Take, for example, Karen Bell and William Copeland’s challenge to rules issued by the unconstitutionally appointed members of the Gulf of Mexico Fishery Management Council. Although members of this council exercise vast power over the already heavily regulated commercial fishing system, none are appointed by the president or confirmed by the Senate, as the appointments clause requires.
This arrangement grants enormous power to bureaucrats who are not authorized to wield it and who are not accountable to the president and, ultimately, to the American people who elected him. Across the country, Raymond Lofstad and Gus Lovgren are bringing a similar challenge to the equally unaccountable Mid-Atlantic Fishery Management Council.
Or consider Jeffrey Moats, who served as CEO for the Edinburg Teachers Credit Union (ETCU) in South Texas for more than 25 years. Under his leadership, the ETCU flourished. But the COVID-19 pandemic brought financial problems that prompted the Texas Credit Union Department to order the ETCU into conservatorship, which brought the ETCU under the control of federal regulators at the National Credit Union Administration (NCUA). The regulators who took control of the bank abruptly fired Moats and seized every piece of property in his longtime workplace, including personal belongings of great value to him. Moats is now fighting back.

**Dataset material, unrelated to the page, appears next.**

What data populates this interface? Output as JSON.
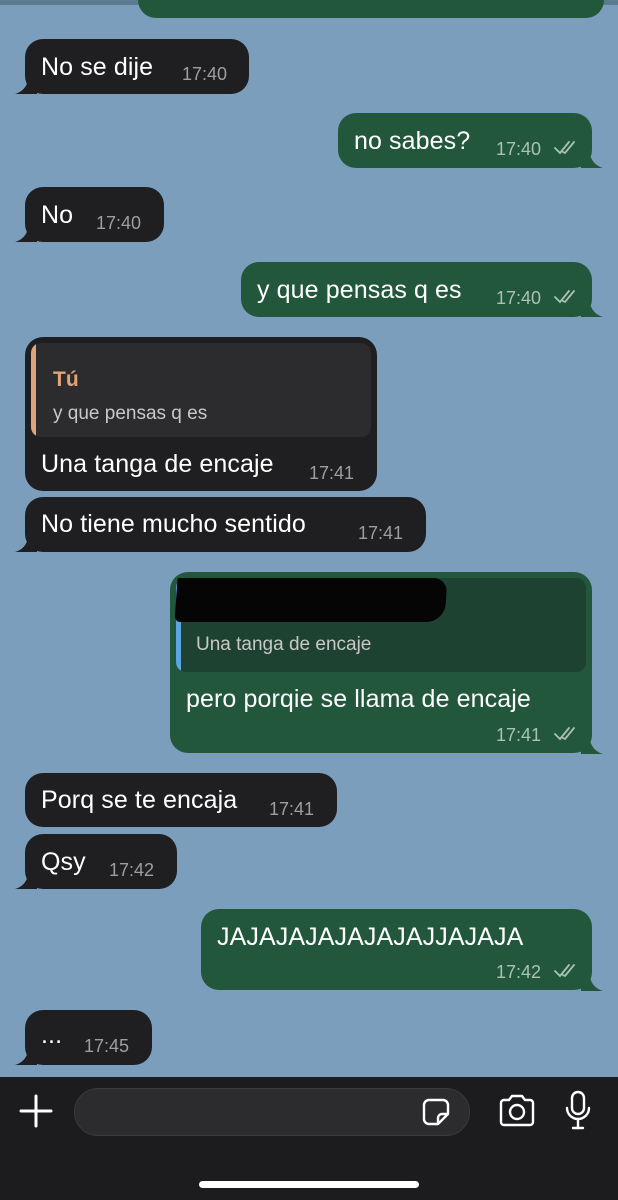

Ordinarily, this sort of property dispute would be resolved in an Article III court, presided over by an impartial judge. But the NCUA instead hears such matters in an in-house court, where it gets to act as accuser, prosecutor, judge and jury. Another injustice inherent in the Moats case is that the NCUA judges are protected from removal. The NCUA’s in-house judges are shared by three other financial agencies. These administrative law judges can be removed only for cause and, in Matryoshka doll-like fashion, only with unanimous agreement among all four agencies.
Another example: Jamie and Clyde Leach are entrepreneurs who developed an innovative line of baby products, all of which come with ample warnings about safe use. Nonetheless, babies have suffered harm when their adult caregivers failed to follow the warnings, and the Leaches were hauled before the Consumer Product Safety Commission’s in-house court. Once again, the in-house judges, who could blow up the Leaches’ livelihood, are unconstitutionally protected from removal. The Leaches have sued the commission, challenging the legality of this stacked proceeding.
The appointments clause provides a floor for democratic accountability, but it is not a ceiling. Congress could consider passing additional legislation that safeguards the principle by, for example, requiring the president to personally sign rules in high-profile areas of regulation. This step is not unprecedented: There were presidential signature requirements for issuing rules under Title VI of the Civil Rights Act of 1964 and Title IX of the Education Amendments of 1972. These requirements have, alas, been wrongfully delegated away, but they did serve as a brake on regulatory state overreach earlier in these laws’ histories. Congress should revive those requirements and enact similar requirements for other laws.
Although defeating entrenched and unaccountable bureaucracies is difficult, restoring accountable government by revitalizing the appointments clause and presidential removal powers is well worth the effort. Advocates for individual freedom should take seriously the structural mechanisms of the Constitution that preserve liberty and self-government.